Chrome Network Bug Triage

The Chrome network team uses a two day bug triage rotation. The main goals are to identify and label new network bugs, and investigate network bugs when no label seems suitable.

Responsibilities

Required, in rough order of priority:

  • Identify new network bugs on the tracker.
  • Investigate UMA notifications.
  • Investigate recent Internals>Network issues with no subcomponent.
  • Follow up on Needs-Feedback issues for all network components.
  • Identify and file bugs for significant new crashers.

Best effort, also in rough priority order:

  • Investigate unowned and owned-but-forgotten net/ crashers.
  • Investigate old bugs.
  • Close obsolete bugs.

All of the above is to be done on each rotation. These responsibilities should be tracked, and anything left undone at the end of a rotation should be handed off to the next triager. The downside to passing along bug investigations like this is each new triager has to get back up to speed on bugs the previous triager was investigating. The upside is that triagers don't get stuck investigating issues after their time after their rotation, and it results in a uniform, predictable two day commitment for all triagers.

Details

Required:

  • Identify new network bugs on the bug tracker. All Unconfirmed issues filed during your triage rotation should be scanned, and, for suspected network bugs, a network component assigned and an about:net-internals log requested. A triager is responsible for looking at bugs reported from noon PST / 3:00 pm EST of the last day of the previous triager‘s rotation until the same time on the last day of their rotation. Once you’ve assigned a bug to a component, mark it Untriaged, so other triagers sorting through Unconfirmed bugs won't see it.

  • Investigate UMA notifications.

    • UMA notifications (“chirps”) are alerts based on UMA histograms that are sent to chrome-network-debugging@google.com. Triagers should subscribe to this list. When an alert fires, the triager should determine if the alert looks to be real and file a bug with the appropriate label if so. Note that if no label more specific than Internals>Network is appropriate, the responsibility remains with the triager to continue investigating the bug, as above.
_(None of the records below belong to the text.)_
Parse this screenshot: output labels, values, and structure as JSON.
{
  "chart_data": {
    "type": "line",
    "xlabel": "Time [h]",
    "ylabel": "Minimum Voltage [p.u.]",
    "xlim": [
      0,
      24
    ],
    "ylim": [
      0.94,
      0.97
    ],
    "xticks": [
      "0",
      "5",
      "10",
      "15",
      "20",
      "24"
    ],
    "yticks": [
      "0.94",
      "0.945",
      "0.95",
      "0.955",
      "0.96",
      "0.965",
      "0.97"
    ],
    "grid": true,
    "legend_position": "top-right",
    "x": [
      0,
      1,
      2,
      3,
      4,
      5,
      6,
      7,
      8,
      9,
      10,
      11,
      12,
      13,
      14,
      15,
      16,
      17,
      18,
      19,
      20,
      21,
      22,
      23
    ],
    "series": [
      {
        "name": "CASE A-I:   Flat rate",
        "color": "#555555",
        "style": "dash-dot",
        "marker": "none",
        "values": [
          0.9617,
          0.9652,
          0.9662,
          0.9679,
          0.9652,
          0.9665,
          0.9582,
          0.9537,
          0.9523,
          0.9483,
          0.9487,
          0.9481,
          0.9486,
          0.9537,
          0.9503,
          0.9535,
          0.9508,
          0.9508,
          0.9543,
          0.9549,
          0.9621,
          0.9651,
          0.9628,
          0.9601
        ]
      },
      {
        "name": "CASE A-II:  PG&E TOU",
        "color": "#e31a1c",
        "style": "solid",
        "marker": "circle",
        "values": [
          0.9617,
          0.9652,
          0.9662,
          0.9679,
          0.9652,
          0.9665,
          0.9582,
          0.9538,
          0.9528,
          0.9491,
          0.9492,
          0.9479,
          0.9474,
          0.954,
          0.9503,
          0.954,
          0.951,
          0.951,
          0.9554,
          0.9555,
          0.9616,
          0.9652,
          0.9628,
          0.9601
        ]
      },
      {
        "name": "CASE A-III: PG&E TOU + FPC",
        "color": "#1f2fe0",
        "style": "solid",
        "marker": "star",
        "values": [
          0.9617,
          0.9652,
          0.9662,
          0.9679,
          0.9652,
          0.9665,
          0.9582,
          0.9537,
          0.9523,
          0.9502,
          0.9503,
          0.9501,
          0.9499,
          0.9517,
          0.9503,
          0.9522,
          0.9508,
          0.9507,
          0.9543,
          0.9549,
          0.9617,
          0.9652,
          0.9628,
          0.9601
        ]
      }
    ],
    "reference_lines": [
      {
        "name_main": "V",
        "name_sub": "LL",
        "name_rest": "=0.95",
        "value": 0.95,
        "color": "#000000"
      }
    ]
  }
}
    • The triager is responsible for looking at any notification previous triagers did not, so when an issue is investigated, the person who did so should respond to chrome-network-debugging@google.com with a short email, describing their conclusions. Future triagers can then use the fact an alert was responded to as an indicator of which of them need to be followed up on. Alerts fired before the beginning of the previous triager's rotation may be ignored.

  • Investigate Unconfirmed / Untriaged Internals>Network issues that don't belong to a more specific network component, prioritizing the most recent issues, ones with the most responsive reporters, and major crashers. This will generally take up the majority of your time as triager. Continue digging until you can do one of the following:

    • Mark it as WontFix (working as intended, obsolete issue) or a duplicate.

    • Mark it as a feature request.

    • Mark it as Needs-Feedback.

    • Remove the Internals>Network component, replacing it with at least one more specific network component or non-network component. Replacing the Internals>Network component gets it off the next triager's radar, and in front of someone more familiar with the relevant code. Note that due to the way the bug report wizard works, a lot of bugs incorrectly end up with the network component.

    • The issue is assigned to an appropriate owner, and make sure to mark it as “assigned” so the next triager doesn't run into it.

    • If there is no more specific component for a bug, it should be investigated by the triager until we have a good understanding of the cause of the problem, and some idea how it should be fixed, at which point its status should be set to Available. Future triagers should ignore bugs with this status, unless investigating stale bugs.

  • Follow up on Needs-Feedback issues for all components owned by the network stack team.

    • Remove label once feedback is provided. Continue to investigate, if the previous section applies.

    • If the Needs-Feedback label has been present for one week, ping the reporter.

    • Archive after two weeks with no feedback, telling users to file a new bug if they still have the issue, with the requested information, unless the reporter indicates they'll provide data when they can. In that case, use your own judgment for further pings or archiving.

  • Identify significant new browser process crashers that are potentially network related. You should look at crashes for the most recent canary that has at least a day of data, and if there‘s been a dev or beta release from the start of the last triager’s shift to the start of yours, you should also look at that once it has at least a day of data. Recent releases available here. If both dev and beta have been released in that period, just look at beta. File Internals>Network bugs on the tracker when new crashers are found. Bugs should only be filed for crashes that are both in the top 100 for each release and occurred for more than two users.

    • Make sure to check for new crashes on all platforms, not just Windows.

Best Effort (As you have time):

  • Investigate old bugs, and bugs associated with Internals>Network subcomponents.

  • Investigate unowned and owned but forgotten net/ crashers that are still occurring (As indicated by go/chromecrash), prioritizing frequent and long standing crashers.

  • Close obsolete bugs.

See bug-triage-suggested-workflow.md for suggested workflows.

See bug-triage-labels.md for labeling tips for network and non-network bugs.

See crash-course-in-net-internals.md for some help on getting started with about:net-internals debugging.